Я молчу, и все вокруг молчит. А так как его вопрос остается без ответа, он снова опускает голову и тихо бормочет, так тихо, что я с трудом понимаю его, – вот, мол, люди сидят сейчас по домам, смотрят телевизию, горячую ракию пьют, и всем им наплевать, что в какой-то вонючей конуре, в свинарнике живет какой-то там Лалю, а свиньям хуже всего под Коляду, когда их колют, а людям – когда они остаются одни, это человечья коляда, и тут люди и животные похожи…
Кожух замолк и, шатаясь, двинулся по кривым улочкам к окраине села, где темнели низкие постройки колхозного свинарника. Я стараюсь тихо ступать ему в след, и тут странная мысль приходит мне в голову – вот так же двадцать один год назад отец этого отребья тайком шел за моим отцом, настиг его и выстрелил ему в спину…
Минуту-другую Кожух постоял у скособоченной двери небольшой пристройки к свинарнику, откуда слышно было глухое похрустывание и скулеж, потом толкнул дверь и вошел. Я дождался, пока в маленьком окошке, похожем скорее на дырку в стене, блеснул огонь, набрал побольше воздуха в грудь и, как в глубокий поток, шагнул в вонючий чулан…

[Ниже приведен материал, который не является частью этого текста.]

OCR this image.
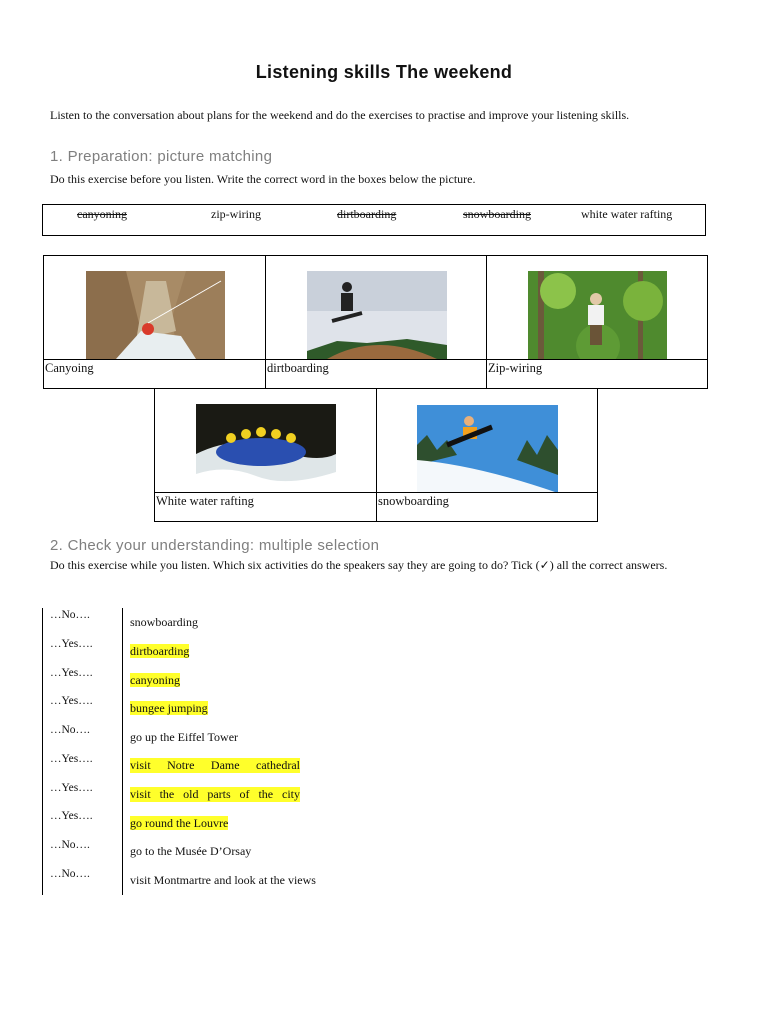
Listening skills The weekend
Listen to the conversation about plans for the weekend and do the exercises to practise and improve your listening skills.
1. Preparation: picture matching
Do this exercise before you listen. Write the correct word in the boxes below the picture.
canyoning	zip-wiring	dirtboarding	snowboarding	white water rafting
Canyoing	dirtboarding	Zip-wiring
White water rafting	snowboarding
2. Check your understanding: multiple selection
Do this exercise while you listen. Which six activities do the speakers say they are going to do? Tick (✓) all the correct answers.
…No….	snowboarding
…Yes….	dirtboarding
…Yes….	canyoning
…Yes….	bungee jumping
…No….	go up the Eiffel Tower
…Yes….	visit Notre Dame cathedral
…Yes….	visit the old parts of the city
…Yes….	go round the Louvre
…No….	go to the Musée D’Orsay
…No….	visit Montmartre and look at the views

Лалю стоял у ржавой печки, прижимая к груди охапку сухих стеблей и листьев кукурузы, и глядел на меня с изумлением. То ли от хождения по улицам в морозную ночь, то ли от внезапного моего появления, но он явно протрезвел, взгляд стал более осмысленным, и где-то на самом дне глаз пробежала тень надвигающегося страха. Насовав в широкое горло печки топливо, он стал лихорадочно хлопать себя по драным карманам грязной спецовки – видно, искал спички. Нашел какую-то помятую коробку, дрожащими пальцами зажег спичку, поднес к печке и долго глядел, как разгорается пламя. Потом резко захлопнул дверцу печки и хриплым голосом произнес:
– В гости, значит… А ракию принес, раз приперся в такое время?
У меня не было времени объясняться с ним по поводу ракии, скоро девять, и моя лихорадка усиливается. Я шагнул к нему, схватил за ворот его грязной спецовки (две пуговицы немедленно отлетели) и громко, внушительно произнес:
– Сейчас я спрошу у тебя кое о чем, а ты мне скажешь все! Все, что знаешь! Как сказал бы на исповеди!
Его хилое, иссушенное тело отчаянно билось в моих руках, глаза от ужаса стали круглыми и безумными и готовы были выскочить из орбит… Я швырнул его на узкий деревянный топчан, а он, негодяй, еще попытался наброситься на меня, но я легким ударом оттолкнул его назад.